The shoot needs to be boiled for at least one and a half and sometimes up to three hours, often with the leftover water from washing rice (you can pay extra for musenmai – pre-washed rice – but most people wash the starch from rice themselves before cooking it), rice bran (nuka, which I will tell you about another time), and/or chili (unlike the first two, which help remove the astringency, this acts as a kind of disinfectant). You can then cut up the shoot – which even at this point is still pretty tough – into smaller, more bite-sized chunks and prepare it for actual human consumption, often with yet more boiling.
As explained in this news report, the price of bamboo shoots has risen by about 50% this year because of an unusual phenomenon. The hachiku variety of bamboo only produces flowers about once every 120 years, whereupon the bamboo plant itself dies off, and this has led some news stories to describe 2025 as a ‘Bamboo crisis!’ year. As you might expect, this is something of an exaggeration, as the new hachiku seedlings grow back pretty much straight away. Also, bamboo is such a fast-growing plant that as well as being a more eco-friendly material than wood (for this reason, when I lived in London, I had a bamboo floor installed on the entire ground floor of my flat), it’s seen as a nuisance by many farmers and landowners.

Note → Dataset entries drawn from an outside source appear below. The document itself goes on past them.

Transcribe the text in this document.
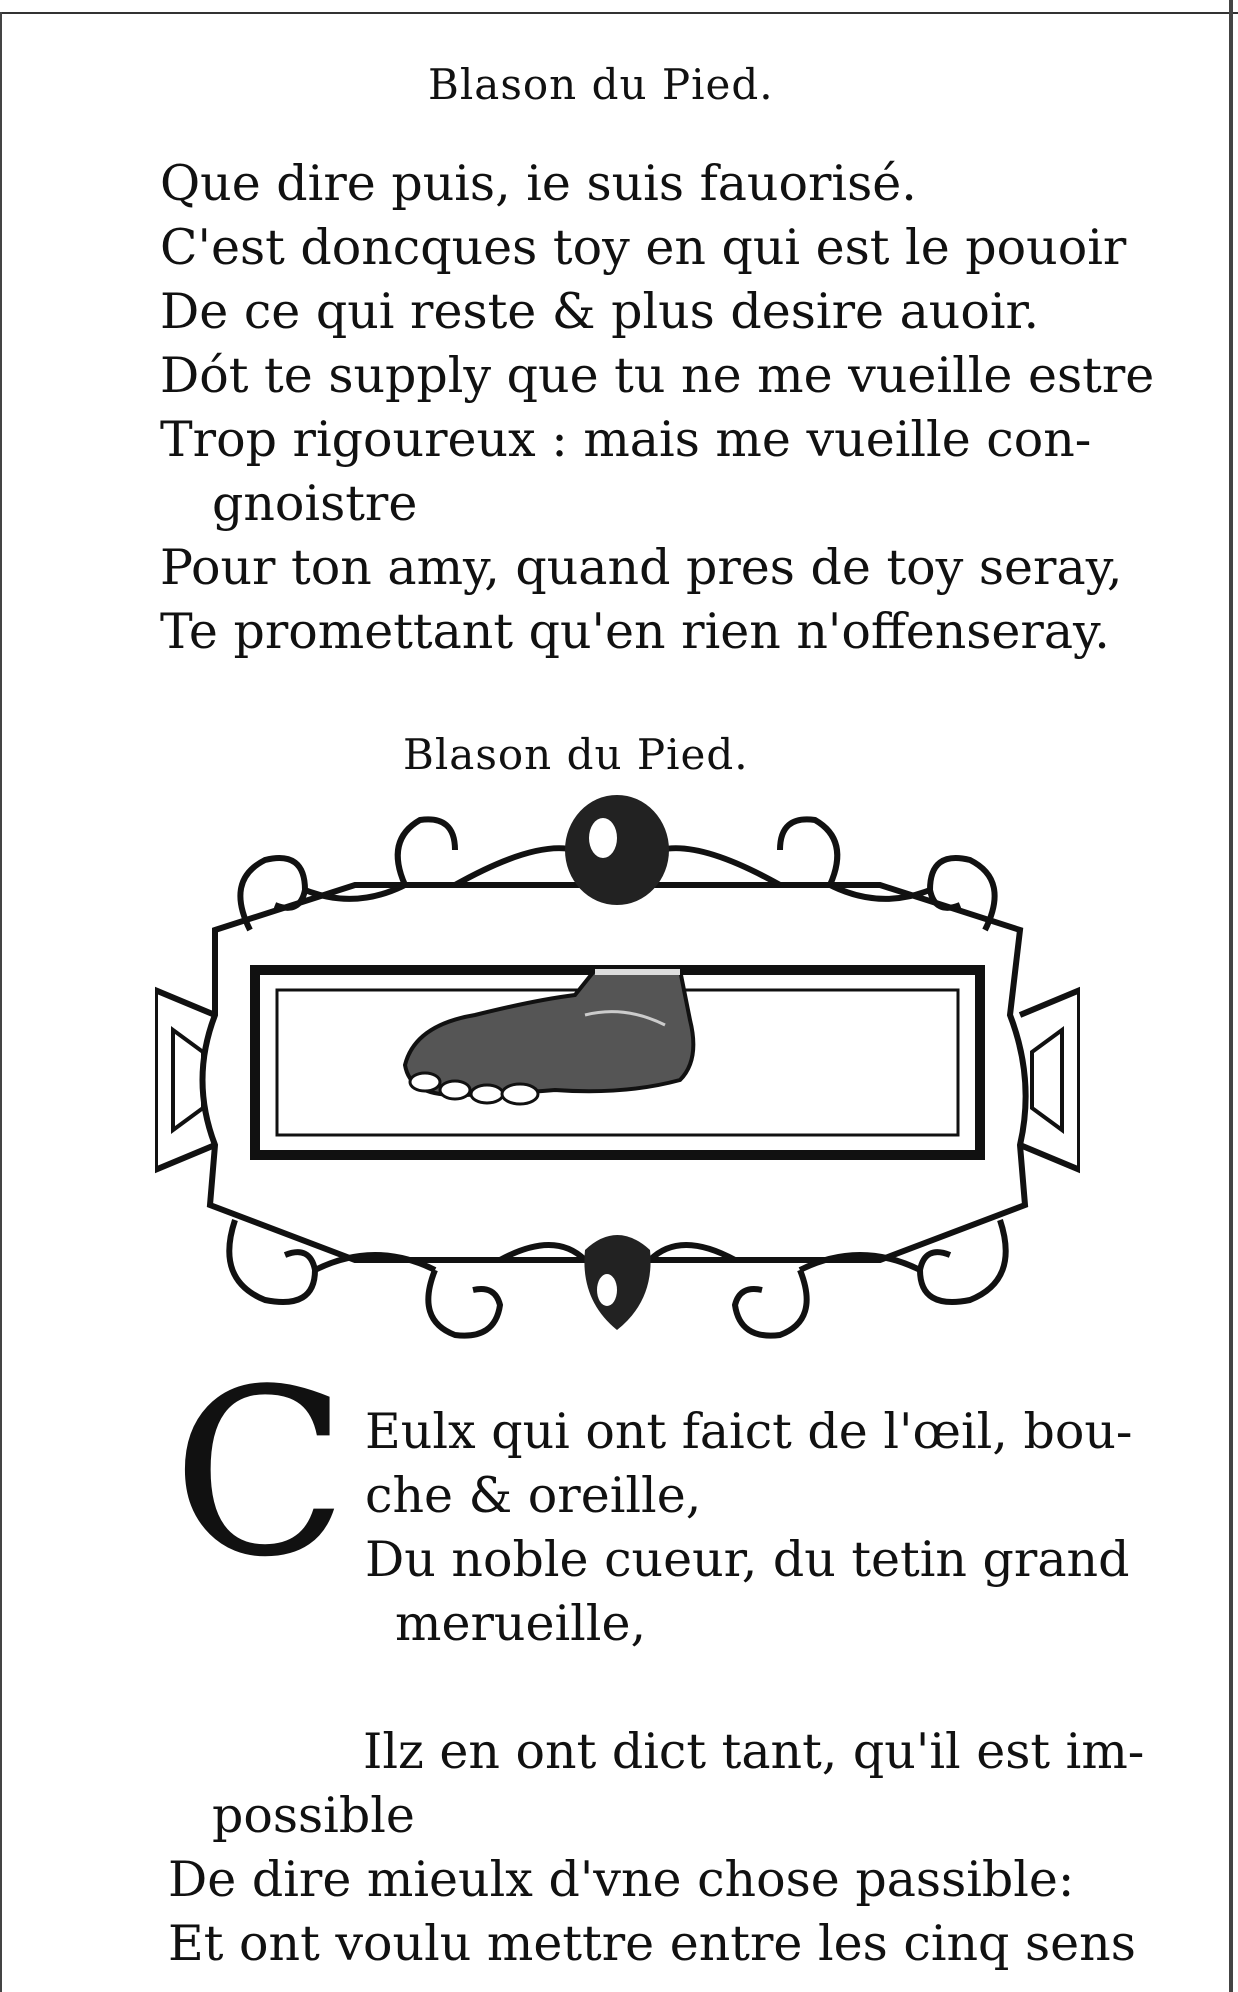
Blason du Pied.
Que dire puis, ie suis fauorisé.
C'est doncques toy en qui est le pouoir
De ce qui reste & plus desire auoir.
Dót te supply que tu ne me vueille estre
Trop rigoureux : mais me vueille con-
gnoistre
Pour ton amy, quand pres de toy seray,
Te promettant qu'en rien n'offenseray.
Blason du Pied.
C Eulx qui ont faict de l'œil, bou-
che & oreille,
Du noble cueur, du tetin grand
merueille,
Ilz en ont dict tant, qu'il est im-
possible
De dire mieulx d'vne chose passible:
Et ont voulu mettre entre les cinq sens
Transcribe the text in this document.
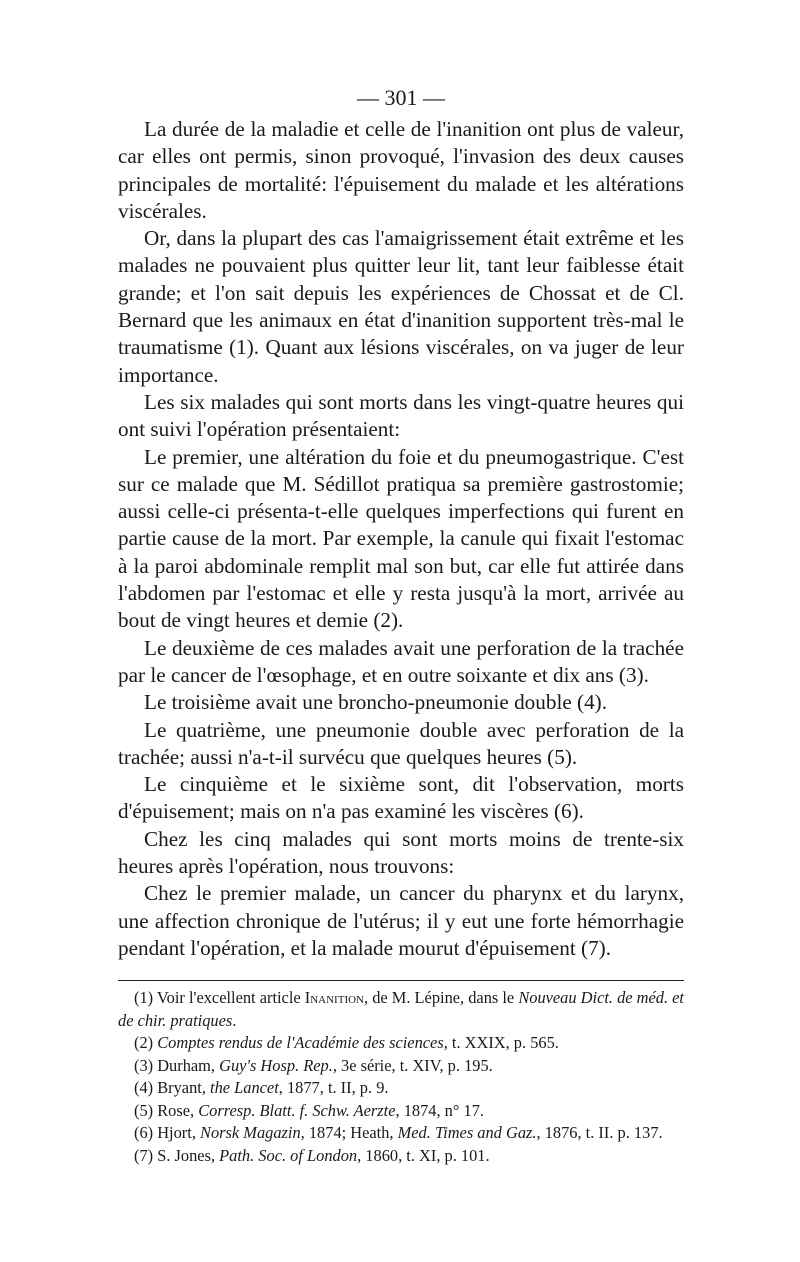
— 301 —

La durée de la maladie et celle de l'inanition ont plus de valeur, car elles ont permis, sinon provoqué, l'invasion des deux causes principales de mortalité: l'épuisement du malade et les altérations viscérales.

Or, dans la plupart des cas l'amaigrissement était extrême et les malades ne pouvaient plus quitter leur lit, tant leur faiblesse était grande; et l'on sait depuis les expériences de Chossat et de Cl. Bernard que les animaux en état d'inanition supportent très-mal le traumatisme (1). Quant aux lésions viscérales, on va juger de leur importance.

Les six malades qui sont morts dans les vingt-quatre heures qui ont suivi l'opération présentaient:

Le premier, une altération du foie et du pneumogastrique. C'est sur ce malade que M. Sédillot pratiqua sa première gastrostomie; aussi celle-ci présenta-t-elle quelques imperfections qui furent en partie cause de la mort. Par exemple, la canule qui fixait l'estomac à la paroi abdominale remplit mal son but, car elle fut attirée dans l'abdomen par l'estomac et elle y resta jusqu'à la mort, arrivée au bout de vingt heures et demie (2).

Le deuxième de ces malades avait une perforation de la trachée par le cancer de l'œsophage, et en outre soixante et dix ans (3).

Le troisième avait une broncho-pneumonie double (4).

Le quatrième, une pneumonie double avec perforation de la trachée; aussi n'a-t-il survécu que quelques heures (5).

Le cinquième et le sixième sont, dit l'observation, morts d'épuisement; mais on n'a pas examiné les viscères (6).

Chez les cinq malades qui sont morts moins de trente-six heures après l'opération, nous trouvons:

Chez le premier malade, un cancer du pharynx et du larynx, une affection chronique de l'utérus; il y eut une forte hémorrhagie pendant l'opération, et la malade mourut d'épuisement (7).

(1) Voir l'excellent article Inanition, de M. Lépine, dans le Nouveau Dict. de méd. et de chir. pratiques.

(2) Comptes rendus de l'Académie des sciences, t. XXIX, p. 565.

(3) Durham, Guy's Hosp. Rep., 3e série, t. XIV, p. 195.

(4) Bryant, the Lancet, 1877, t. II, p. 9.

(5) Rose, Corresp. Blatt. f. Schw. Aerzte, 1874, n° 17.

(6) Hjort, Norsk Magazin, 1874; Heath, Med. Times and Gaz., 1876, t. II. p. 137.

(7) S. Jones, Path. Soc. of London, 1860, t. XI, p. 101.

Incidentally, once she had prepared the bamboo, Mrs M made a Korean-style nimono (various ingredients boiled together in stock, although not enough stock to call the end result a soup) with tofu, other vegetables, and a generous dollop of gochujang chili paste. For some reason, no one else in the Muzuhashi family wanted to eat this, so I had it all to myself and gave thanks for the gift of fresh, free bamboo shoots as I ate.